Families and known relationships, so the system doesn't get caught by random word matches.
Primary research started broad and then narrowed onto three lifestyle archetypes: the Accountant — busy, mid-career, wants to eat better but has no time; the Dieter — working towards a goal, needs precision and feedback; the Mom of Two — feeding others, juggling cost, allergens and time.
Same product. Three completely different definitions of “helpful.”
The app navigation was deliberately small — five top-level surfaces that mapped one-to-one with the recommender's capabilities. The IA was the easiest way to keep the model and the surface honest: if the engineer couldn't hang the feature on the IA tree, the feature didn't exist.
I sketched the entire app on paper first — the same way I'd sketched buildings five years before, in architecture school. The low-fi version found the load-bearing decisions in a week. The hi-fi version locked those decisions into pixels in another two.
One designer, one process, eighteen months. Below: the five stages, what came out of each, and which artefacts above belong to which stage.
Competitive analysis. Pain mapping. The two big problems of food-logging surfaced.
Three objectives written down. Personalisation, Smart Search, Food AI — the contract for everything else.
Primary interviews. Three personas, three jobs to be done — same app, three definitions of helpful.
A small, opinionated site map. The contract between the design team and the recommender.
Lo-fi to hi-fi in three weeks, shipped on iOS to a small private group.
UM.AI shipped, found early users, and eventually wound down — the way most pre-category startups do. What stayed with me was the thing nobody on the team ever said out loud: a product that learns from you is mostly a UX problem, not a model problem. I've been designing on that thesis ever since.

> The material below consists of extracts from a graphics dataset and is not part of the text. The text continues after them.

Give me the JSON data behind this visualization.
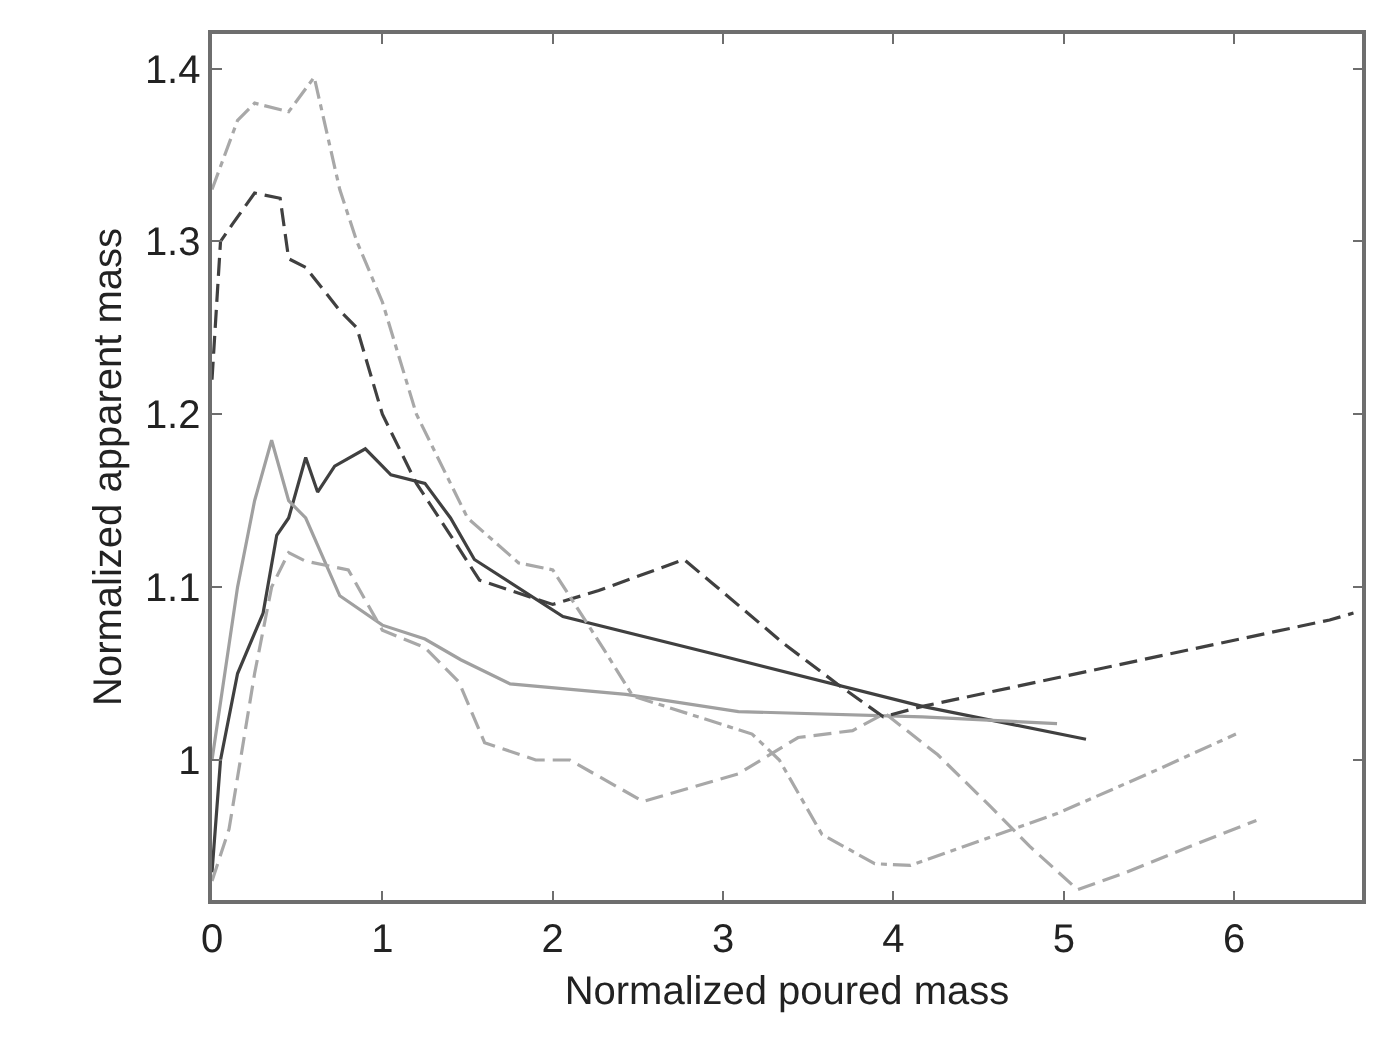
{
  "chart_data": {
    "type": "line",
    "xlabel": "Normalized poured mass",
    "ylabel": "Normalized apparent mass",
    "xlim": [
      0,
      6.75
    ],
    "ylim": [
      0.919,
      1.42
    ],
    "xticks": [
      0,
      1,
      2,
      3,
      4,
      5,
      6
    ],
    "yticks": [
      1,
      1.1,
      1.2,
      1.3,
      1.4
    ],
    "marker": "none",
    "series": [
      {
        "color": "#404040",
        "line_style": "solid",
        "x": [
          0,
          0.05,
          0.15,
          0.3,
          0.38,
          0.45,
          0.55,
          0.62,
          0.72,
          0.9,
          1.0,
          1.05,
          1.25,
          1.4,
          1.54,
          2.06,
          3.0,
          4.17,
          5.13
        ],
        "values": [
          0.935,
          1.0,
          1.05,
          1.085,
          1.13,
          1.14,
          1.175,
          1.155,
          1.17,
          1.18,
          1.17,
          1.165,
          1.16,
          1.14,
          1.116,
          1.083,
          1.06,
          1.031,
          1.012
        ]
      },
      {
        "color": "#a0a0a0",
        "line_style": "solid",
        "x": [
          0,
          0.15,
          0.25,
          0.35,
          0.45,
          0.55,
          0.75,
          1.0,
          1.25,
          1.46,
          1.75,
          2.43,
          3.09,
          4.17,
          4.96
        ],
        "values": [
          1.0,
          1.1,
          1.15,
          1.185,
          1.15,
          1.14,
          1.095,
          1.078,
          1.07,
          1.058,
          1.044,
          1.038,
          1.028,
          1.025,
          1.021
        ]
      },
      {
        "color": "#404040",
        "line_style": "dashed",
        "x": [
          0,
          0.05,
          0.12,
          0.25,
          0.4,
          0.45,
          0.55,
          0.75,
          0.85,
          1.0,
          1.2,
          1.4,
          1.57,
          2.0,
          2.27,
          2.77,
          2.94,
          3.36,
          3.67,
          3.94,
          4.17,
          6.56,
          6.7
        ],
        "values": [
          1.22,
          1.3,
          1.31,
          1.328,
          1.325,
          1.29,
          1.285,
          1.26,
          1.25,
          1.2,
          1.16,
          1.13,
          1.104,
          1.09,
          1.098,
          1.116,
          1.102,
          1.067,
          1.044,
          1.025,
          1.031,
          1.081,
          1.085
        ]
      },
      {
        "color": "#a8a8a8",
        "line_style": "dashed",
        "x": [
          0,
          0.1,
          0.25,
          0.35,
          0.45,
          0.55,
          0.8,
          1.0,
          1.25,
          1.45,
          1.6,
          1.9,
          2.1,
          2.53,
          3.09,
          3.44,
          3.76,
          3.95,
          4.26,
          4.57,
          4.8,
          5.08,
          5.34,
          5.74,
          6.13
        ],
        "values": [
          0.93,
          0.96,
          1.05,
          1.1,
          1.12,
          1.115,
          1.11,
          1.075,
          1.065,
          1.045,
          1.01,
          1.0,
          1.0,
          0.976,
          0.992,
          1.013,
          1.017,
          1.027,
          1.003,
          0.973,
          0.95,
          0.925,
          0.934,
          0.95,
          0.965
        ]
      },
      {
        "color": "#a8a8a8",
        "line_style": "dashdot",
        "x": [
          0,
          0.15,
          0.25,
          0.45,
          0.6,
          0.75,
          0.85,
          1.0,
          1.2,
          1.5,
          1.8,
          2.0,
          2.3,
          2.47,
          3.17,
          3.33,
          3.58,
          3.89,
          4.1,
          4.96,
          5.54,
          6.01
        ],
        "values": [
          1.33,
          1.37,
          1.38,
          1.375,
          1.395,
          1.33,
          1.3,
          1.265,
          1.2,
          1.14,
          1.114,
          1.11,
          1.064,
          1.037,
          1.015,
          1.0,
          0.957,
          0.94,
          0.939,
          0.969,
          0.994,
          1.015
        ]
      }
    ]
  }
}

Pre-LLM, the design problem was the same one I work on today: how do you make a learning system feel reliable? The model was rule-based. The trust was UX.
Without a good food vocabulary, the system would have recommended random crap. The recommender was only as good as the taxonomy — and the taxonomy was a design artefact.
Users called UM.AI smart long before it was. Auto-complete, sensible defaults and a clean log surface did the work the model couldn't yet.
The instinct to over-stage AI projects starts here for me. The whole arc — discover, define, research, architect, build — can fit in one head and one ninety-day cycle if you let it.